Als het al bestaan heeft, dan behoort het volgens de Duitse kunstenaar Joseph Beuys al weer tot het verleden. Hij beschouwde het IJsselmeer als het oog van Holland. Door de inpolderingen in deze grote lichtreflecterende spiegel zouden de Hollanders zichzelf verblind hebben en het Hollandse licht zijn specifieke helderheid voorgoed zijn kwijtgeraakt.
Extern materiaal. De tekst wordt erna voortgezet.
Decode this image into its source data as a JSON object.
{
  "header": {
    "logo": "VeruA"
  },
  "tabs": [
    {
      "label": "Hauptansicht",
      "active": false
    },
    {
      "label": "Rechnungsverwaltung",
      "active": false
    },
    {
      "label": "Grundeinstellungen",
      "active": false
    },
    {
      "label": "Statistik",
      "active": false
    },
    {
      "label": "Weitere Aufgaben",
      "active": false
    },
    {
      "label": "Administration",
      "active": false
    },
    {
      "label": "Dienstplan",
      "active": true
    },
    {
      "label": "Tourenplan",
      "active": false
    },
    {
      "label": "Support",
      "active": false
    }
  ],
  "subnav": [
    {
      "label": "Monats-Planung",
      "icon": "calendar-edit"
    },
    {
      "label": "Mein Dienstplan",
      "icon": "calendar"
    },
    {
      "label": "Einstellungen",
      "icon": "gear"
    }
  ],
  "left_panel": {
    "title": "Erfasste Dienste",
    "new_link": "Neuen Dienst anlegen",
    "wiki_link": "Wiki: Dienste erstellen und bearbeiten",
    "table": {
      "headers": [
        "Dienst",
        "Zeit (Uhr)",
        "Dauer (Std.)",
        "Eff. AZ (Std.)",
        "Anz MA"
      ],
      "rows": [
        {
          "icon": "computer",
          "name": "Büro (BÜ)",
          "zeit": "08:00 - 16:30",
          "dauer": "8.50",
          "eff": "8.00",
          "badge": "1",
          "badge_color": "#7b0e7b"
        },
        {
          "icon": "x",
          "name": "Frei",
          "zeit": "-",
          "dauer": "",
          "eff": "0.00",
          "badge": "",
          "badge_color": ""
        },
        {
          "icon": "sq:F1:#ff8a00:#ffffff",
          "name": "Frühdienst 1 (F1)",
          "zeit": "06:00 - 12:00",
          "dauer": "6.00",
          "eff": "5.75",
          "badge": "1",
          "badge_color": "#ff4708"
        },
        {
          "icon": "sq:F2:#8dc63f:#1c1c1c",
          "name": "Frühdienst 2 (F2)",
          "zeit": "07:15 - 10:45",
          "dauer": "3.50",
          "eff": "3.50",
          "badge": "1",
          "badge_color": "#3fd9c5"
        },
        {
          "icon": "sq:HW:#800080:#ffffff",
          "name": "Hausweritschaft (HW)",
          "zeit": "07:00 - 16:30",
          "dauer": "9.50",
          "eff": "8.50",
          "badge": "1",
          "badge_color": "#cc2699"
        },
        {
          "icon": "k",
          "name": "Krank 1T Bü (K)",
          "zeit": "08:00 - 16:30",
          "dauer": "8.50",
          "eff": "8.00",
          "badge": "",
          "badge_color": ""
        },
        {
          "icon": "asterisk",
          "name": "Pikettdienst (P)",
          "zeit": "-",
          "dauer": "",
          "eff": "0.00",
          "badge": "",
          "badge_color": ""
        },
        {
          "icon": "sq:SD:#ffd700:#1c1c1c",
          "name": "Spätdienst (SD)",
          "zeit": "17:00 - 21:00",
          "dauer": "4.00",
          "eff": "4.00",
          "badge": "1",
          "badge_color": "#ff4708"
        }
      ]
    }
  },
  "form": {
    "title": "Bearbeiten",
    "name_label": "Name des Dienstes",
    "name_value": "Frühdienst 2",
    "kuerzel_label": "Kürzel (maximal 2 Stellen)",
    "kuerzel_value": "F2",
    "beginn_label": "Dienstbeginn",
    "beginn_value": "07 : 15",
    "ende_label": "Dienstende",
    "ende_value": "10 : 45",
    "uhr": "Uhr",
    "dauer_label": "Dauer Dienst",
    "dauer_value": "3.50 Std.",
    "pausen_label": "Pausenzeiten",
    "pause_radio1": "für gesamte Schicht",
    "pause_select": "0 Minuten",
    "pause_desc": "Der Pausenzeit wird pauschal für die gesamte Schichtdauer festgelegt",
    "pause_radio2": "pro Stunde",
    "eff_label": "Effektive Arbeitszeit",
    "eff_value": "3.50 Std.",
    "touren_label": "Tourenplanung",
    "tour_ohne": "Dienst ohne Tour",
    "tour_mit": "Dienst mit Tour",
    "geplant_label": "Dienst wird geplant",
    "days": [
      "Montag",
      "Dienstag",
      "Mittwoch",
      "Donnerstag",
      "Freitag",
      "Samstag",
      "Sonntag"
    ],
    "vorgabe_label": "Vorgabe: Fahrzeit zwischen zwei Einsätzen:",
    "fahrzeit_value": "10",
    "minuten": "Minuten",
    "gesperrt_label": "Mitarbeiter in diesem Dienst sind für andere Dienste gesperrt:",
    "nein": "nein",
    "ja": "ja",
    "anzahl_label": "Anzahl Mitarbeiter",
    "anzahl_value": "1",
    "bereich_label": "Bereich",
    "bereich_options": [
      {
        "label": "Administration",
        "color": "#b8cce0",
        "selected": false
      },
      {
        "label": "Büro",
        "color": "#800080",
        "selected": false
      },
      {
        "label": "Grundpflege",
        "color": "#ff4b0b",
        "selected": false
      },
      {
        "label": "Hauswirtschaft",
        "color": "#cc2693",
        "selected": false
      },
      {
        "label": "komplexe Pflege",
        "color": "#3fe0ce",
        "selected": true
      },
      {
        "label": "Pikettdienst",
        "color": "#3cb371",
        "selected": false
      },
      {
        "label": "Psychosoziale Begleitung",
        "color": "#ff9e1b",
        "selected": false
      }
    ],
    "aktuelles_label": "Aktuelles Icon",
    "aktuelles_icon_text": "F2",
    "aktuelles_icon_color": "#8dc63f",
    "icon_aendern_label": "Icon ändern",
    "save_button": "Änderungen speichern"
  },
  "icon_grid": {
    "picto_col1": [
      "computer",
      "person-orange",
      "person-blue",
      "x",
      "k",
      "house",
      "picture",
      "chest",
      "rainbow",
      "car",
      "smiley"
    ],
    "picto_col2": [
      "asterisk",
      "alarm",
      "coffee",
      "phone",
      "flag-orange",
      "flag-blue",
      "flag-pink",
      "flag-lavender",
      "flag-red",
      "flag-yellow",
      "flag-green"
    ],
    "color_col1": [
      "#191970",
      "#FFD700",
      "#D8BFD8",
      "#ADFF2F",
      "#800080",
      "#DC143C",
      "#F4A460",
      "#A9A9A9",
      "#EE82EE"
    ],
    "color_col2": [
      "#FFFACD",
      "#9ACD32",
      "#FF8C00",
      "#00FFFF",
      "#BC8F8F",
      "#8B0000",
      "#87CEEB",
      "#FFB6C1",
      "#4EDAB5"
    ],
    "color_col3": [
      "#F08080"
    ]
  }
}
Beuys' stelling is de rode draad in Hollands licht en slechts een van de vele intrigerende stellingen in de film. Als rustpunt worden de interviewfragmenten regelmatig onderbroken met beelden van oer-Hollandse wolkenluchten, die steeds vanaf dezelfde plek (de dijk tussen Marken en Monnickendam) werden geschoten. Het zijn minutenlange momentopnamen uit alle seizoenen, die samen een beeld geven van de rijke gevarieerdheid van het Hollandse licht.
De film dreigt een mediahype te worden en eerste vraag aan van huis uit opdrachtfilmer Pieter-Rim de Kroon (1955) is dan ook: Had u zoveel aandacht voor uw eerste lange documentaire verwacht?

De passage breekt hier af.